Time Series: ARIMA Model

Eugine Kang
3 min readAug 26, 2017

--

ARIMA stands for AutoRegressive Integrated Moving Average.

AR (Autoregression): A model that uses the dependent relationship between an observation and some number of lagged observations. p is a parameter of how many lagged observations to be taken in.

I (Integrated): A model that uses the differencing of raw observations (e.g. subtracting an observation from the previous time step). Differencing in statistics is a transformation applied to time-series data in order to make it stationary. This allows the properties do not depend on the time of observation, eliminating trend and seasonality and stabilizing the mean of the time series.
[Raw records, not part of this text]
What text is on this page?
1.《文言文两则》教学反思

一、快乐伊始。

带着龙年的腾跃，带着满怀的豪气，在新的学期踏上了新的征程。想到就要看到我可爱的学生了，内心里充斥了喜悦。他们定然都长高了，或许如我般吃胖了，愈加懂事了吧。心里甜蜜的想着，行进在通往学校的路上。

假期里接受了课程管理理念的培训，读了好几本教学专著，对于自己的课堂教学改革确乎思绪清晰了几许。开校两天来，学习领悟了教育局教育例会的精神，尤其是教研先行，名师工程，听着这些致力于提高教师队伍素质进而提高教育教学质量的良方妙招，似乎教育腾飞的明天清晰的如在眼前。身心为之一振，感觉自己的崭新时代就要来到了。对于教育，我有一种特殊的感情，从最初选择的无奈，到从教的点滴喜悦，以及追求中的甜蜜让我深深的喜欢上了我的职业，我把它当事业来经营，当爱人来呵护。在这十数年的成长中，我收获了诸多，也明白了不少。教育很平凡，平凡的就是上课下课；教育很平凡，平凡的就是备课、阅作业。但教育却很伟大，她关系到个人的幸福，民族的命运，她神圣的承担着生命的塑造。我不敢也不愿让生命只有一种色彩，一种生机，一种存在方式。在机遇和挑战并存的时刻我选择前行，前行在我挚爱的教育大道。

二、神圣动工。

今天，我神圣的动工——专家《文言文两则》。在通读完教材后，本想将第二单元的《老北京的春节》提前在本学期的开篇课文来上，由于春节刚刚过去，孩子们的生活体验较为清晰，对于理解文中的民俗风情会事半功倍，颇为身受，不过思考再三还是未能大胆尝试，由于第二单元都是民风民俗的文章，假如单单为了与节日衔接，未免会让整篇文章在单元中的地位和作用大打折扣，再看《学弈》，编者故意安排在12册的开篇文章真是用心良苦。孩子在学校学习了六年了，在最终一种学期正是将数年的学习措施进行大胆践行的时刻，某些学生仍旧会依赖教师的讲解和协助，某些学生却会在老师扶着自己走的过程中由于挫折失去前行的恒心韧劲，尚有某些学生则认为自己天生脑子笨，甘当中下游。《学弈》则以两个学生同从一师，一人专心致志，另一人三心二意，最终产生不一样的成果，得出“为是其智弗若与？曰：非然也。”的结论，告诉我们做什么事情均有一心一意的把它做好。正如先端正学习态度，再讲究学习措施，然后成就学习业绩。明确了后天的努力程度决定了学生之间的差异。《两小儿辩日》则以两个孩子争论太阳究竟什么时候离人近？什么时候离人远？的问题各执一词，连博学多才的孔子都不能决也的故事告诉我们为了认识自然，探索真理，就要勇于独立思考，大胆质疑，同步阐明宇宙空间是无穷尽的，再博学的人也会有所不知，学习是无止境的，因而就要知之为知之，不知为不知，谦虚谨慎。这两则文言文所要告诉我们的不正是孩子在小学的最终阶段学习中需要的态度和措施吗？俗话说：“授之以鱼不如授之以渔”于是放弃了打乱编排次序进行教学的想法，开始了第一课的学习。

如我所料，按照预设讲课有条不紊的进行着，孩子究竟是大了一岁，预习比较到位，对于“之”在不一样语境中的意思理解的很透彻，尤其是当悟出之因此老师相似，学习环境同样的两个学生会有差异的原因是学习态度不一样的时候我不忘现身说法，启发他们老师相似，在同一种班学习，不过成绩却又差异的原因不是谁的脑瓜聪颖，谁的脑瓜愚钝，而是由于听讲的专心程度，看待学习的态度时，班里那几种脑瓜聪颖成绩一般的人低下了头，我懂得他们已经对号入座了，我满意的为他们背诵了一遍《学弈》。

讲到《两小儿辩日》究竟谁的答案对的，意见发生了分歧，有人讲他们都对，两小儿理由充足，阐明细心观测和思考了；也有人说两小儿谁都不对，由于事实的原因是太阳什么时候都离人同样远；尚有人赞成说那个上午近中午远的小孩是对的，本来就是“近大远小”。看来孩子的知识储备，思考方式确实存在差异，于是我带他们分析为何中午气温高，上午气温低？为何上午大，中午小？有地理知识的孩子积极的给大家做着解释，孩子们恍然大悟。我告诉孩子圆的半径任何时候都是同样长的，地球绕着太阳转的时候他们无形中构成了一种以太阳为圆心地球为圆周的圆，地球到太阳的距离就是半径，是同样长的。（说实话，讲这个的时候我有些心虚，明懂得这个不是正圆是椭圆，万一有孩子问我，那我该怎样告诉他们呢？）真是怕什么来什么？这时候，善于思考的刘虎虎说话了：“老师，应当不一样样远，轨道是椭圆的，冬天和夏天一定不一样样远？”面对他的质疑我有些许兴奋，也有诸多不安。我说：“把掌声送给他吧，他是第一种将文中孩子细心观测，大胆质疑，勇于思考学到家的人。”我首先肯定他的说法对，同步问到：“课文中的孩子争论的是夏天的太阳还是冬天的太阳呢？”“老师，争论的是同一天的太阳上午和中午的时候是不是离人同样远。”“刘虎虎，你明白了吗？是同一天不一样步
MA (Moving Average): A model that uses the dependency between an observation and a residual error from a moving average model applied to lagged observations. q is a parameter of how many lagged observations to be taken in. Contrary to the AR model, the finite MA model is always stationary.

Parameters of the ARIMA model

p (lag order): number of lag observations included in the model

d (degree of differencing): number of times that the raw observations are differenced

q (order of moving average): size of the moving average window

ARIMA models with python

dataset

Let’s find out the correlation between observation and lag terms with autocorrelation plot.

Positive correlation above 0.50 for the first 5 lags. AR parameters p (lag order) 5 might be a good starting point.

Residual Plot

Residual does not seem to be stationary, meaning there seems to be an overall increase as time goes by. Prediction performance will depend on the time of observation

Residual KDE Plot

Residual seems to be Gaussian but slightly skewed to the left.

Residual’s mean is non-zero suggesting that there is bias with the model prediction.

Rolling Forecast

Predict the next outcome by building a model until the last observation, and repeat as new observations come in.

Could use more work by further tuning the p, d, and q parameters.

Configuring an ARIMA model

Classical approach for fitting an ARIMA model is to follow the Box-Jenkins Methodology.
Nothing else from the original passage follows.